Wednesday, September 9, 2009

The Talk

If you have kids, The Talk is inevitable at some point. Whether your children are 3, 10 or 14, one day you will have to sit down with them and talk about sex. I know you are not looking forward to that. Who would be? But it's necessary. Children need to know sex is normal and sex is part of life. You would want your children to be open to you and to come tell you when they are ready to have sex. You wouldn't want them to feel awkward about talking to you or let you know what keeps their minds busy. Because they do talk about it and they sure think about it! Don't underestimate them!

So yes, I have talked to my girls about sex. We had The Talk when either one of them turned 12. It was a mom-to-daughter talk and it was a private talk in the bedroom. We closed the curtains, we lit some candles and we snuggled up in bed and curled up against each other. I had bought a book on the subject, a book they could understand. So we went through the book together and we talked. I asked questions and so did they. I asked my eldest daughter if she had any questions for me. She asked me about masturbation. Shoot... I wish she had asked me something else first. But hey, no shame, remember? So I gave her a mirror and I let her explore herself. No more, no less. That was sufficient for her. She felt very grown up afterwards, that she had had The Talk!
Her sister had to wait two more years before it was her turn. And she did as well as her sibling. They both have a book they can understand and look into. They keep it in their room, and once in a while, I find it next to their beds. I believe they are growing up..
We also talked about condoms and AIDS and indecent proposals, about being gay or straight, about getting pregnant.

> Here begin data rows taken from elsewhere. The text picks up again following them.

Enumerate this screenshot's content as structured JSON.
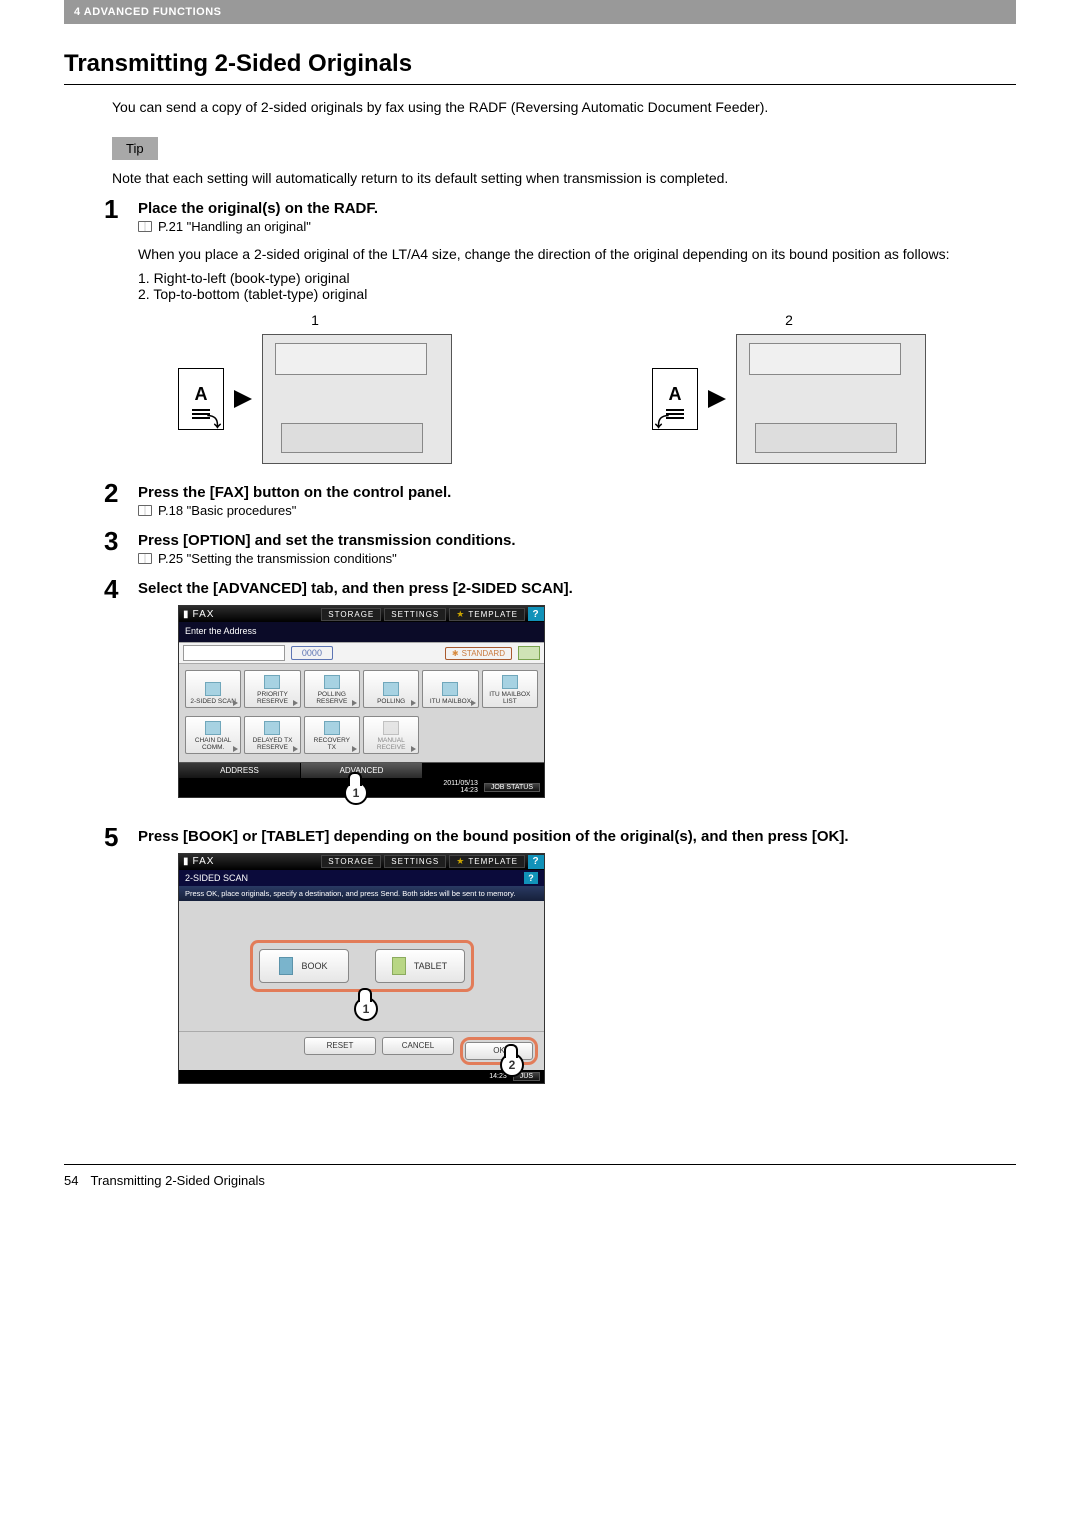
{
  "chapter_bar": "4 ADVANCED FUNCTIONS",
  "title": "Transmitting 2-Sided Originals",
  "intro": "You can send a copy of 2-sided originals by fax using the RADF (Reversing Automatic Document Feeder).",
  "tip_label": "Tip",
  "tip_text": "Note that each setting will automatically return to its default setting when transmission is completed.",
  "steps": {
    "s1": {
      "title": "Place the original(s) on the RADF.",
      "ref": "P.21 \"Handling an original\"",
      "note": "When you place a 2-sided original of the LT/A4 size, change the direction of the original depending on its bound position as follows:",
      "sub1": "1. Right-to-left (book-type) original",
      "sub2": "2. Top-to-bottom (tablet-type) original"
    },
    "s2": {
      "title": "Press the [FAX] button on the control panel.",
      "ref": "P.18 \"Basic procedures\""
    },
    "s3": {
      "title": "Press [OPTION] and set the transmission conditions.",
      "ref": "P.25 \"Setting the transmission conditions\""
    },
    "s4": {
      "title": "Select the [ADVANCED] tab, and then press [2-SIDED SCAN]."
    },
    "s5": {
      "title": "Press [BOOK] or [TABLET] depending on the bound position of the original(s), and then press [OK]."
    }
  },
  "diagram": {
    "col1_header": "1",
    "col2_header": "2",
    "page_letter": "A"
  },
  "ui1": {
    "fax_label": "FAX",
    "storage": "STORAGE",
    "settings": "SETTINGS",
    "template": "TEMPLATE",
    "help": "?",
    "enter_addr": "Enter the Address",
    "count": "0000",
    "standard": "STANDARD",
    "btns": {
      "b1": "2-SIDED SCAN",
      "b2a": "PRIORITY",
      "b2b": "RESERVE",
      "b3a": "POLLING",
      "b3b": "RESERVE",
      "b4": "POLLING",
      "b5": "ITU MAILBOX",
      "b6a": "ITU MAILBOX",
      "b6b": "LIST",
      "r2b1a": "CHAIN DIAL",
      "r2b1b": "COMM.",
      "r2b2a": "DELAYED TX",
      "r2b2b": "RESERVE",
      "r2b3a": "RECOVERY",
      "r2b3b": "TX",
      "r2b4a": "MANUAL",
      "r2b4b": "RECEIVE"
    },
    "tab_address": "ADDRESS",
    "tab_advanced": "ADVANCED",
    "datetime": "2011/05/13\n14:23",
    "jobstatus": "JOB STATUS",
    "callout": "1"
  },
  "ui2": {
    "fax_label": "FAX",
    "storage": "STORAGE",
    "settings": "SETTINGS",
    "template": "TEMPLATE",
    "help": "?",
    "sub1": "2-SIDED SCAN",
    "instruct": "Press OK, place originals, specify a destination, and press Send. Both sides will be sent to memory.",
    "book": "BOOK",
    "tablet": "TABLET",
    "reset": "RESET",
    "cancel": "CANCEL",
    "ok": "OK",
    "datetime": "14:23",
    "jobstatus_short": "JUS",
    "callout1": "1",
    "callout2": "2"
  },
  "footer": {
    "page_num": "54",
    "title": "Transmitting 2-Sided Originals"
  }
}
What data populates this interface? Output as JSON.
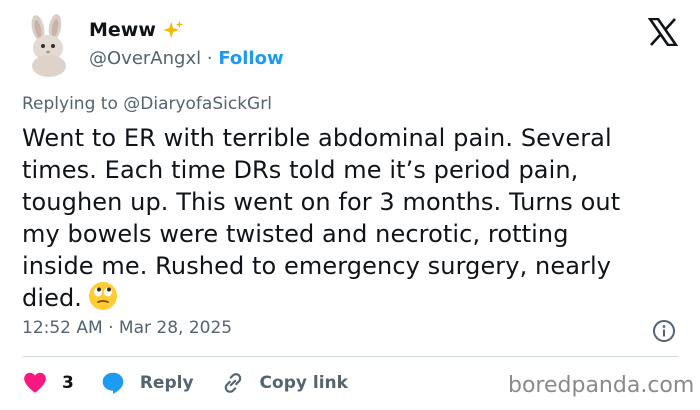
{
  "user": {
    "name": "Meww",
    "name_emoji": "sparkles-icon",
    "handle": "@OverAngxl",
    "separator": "·",
    "follow_label": "Follow"
  },
  "reply": {
    "prefix": "Replying to",
    "mention": "@DiaryofaSickGrl"
  },
  "tweet": {
    "lines": [
      "Went to ER with terrible abdominal pain. Several",
      "times. Each time DRs told me it’s period pain,",
      "toughen up. This went on for 3 months. Turns out",
      "my bowels were twisted and necrotic, rotting",
      "inside me. Rushed to emergency surgery, nearly",
      "died."
    ],
    "trailing_emoji": "eye-roll-emoji-icon"
  },
  "meta": {
    "time": "12:52 AM",
    "separator": "·",
    "date": "Mar 28, 2025"
  },
  "actions": {
    "like_count": "3",
    "reply_label": "Reply",
    "copy_label": "Copy link"
  },
  "watermark": "boredpanda.com",
  "colors": {
    "link_blue": "#1d9bf0",
    "heart_red": "#f91880",
    "muted": "#536471",
    "text": "#0f1419"
  }
}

I asked them to preserve themselves for that one special person they will meet one day.
And I let them know they could come and talk to me whenever they felt the need. I don't think they should marry the man they first sleep with. There are many candidates out there and they have to find their way and they should explore the world. That doesn't mean they have to hop into the bed of every Jack or Joe. They need to respect their bodies after all.
While we were talking, I asked them to come tell me if they were in love. Our eldest is 14. She's in love. And she's told me about it. I'm proud of her. She's a good girl. She knows what she wants and she sure knows what she doesn't want.

I wonder how hubby would've done if we would have had a son instead of girls. I'm sure he would have felt pretty awkward as well.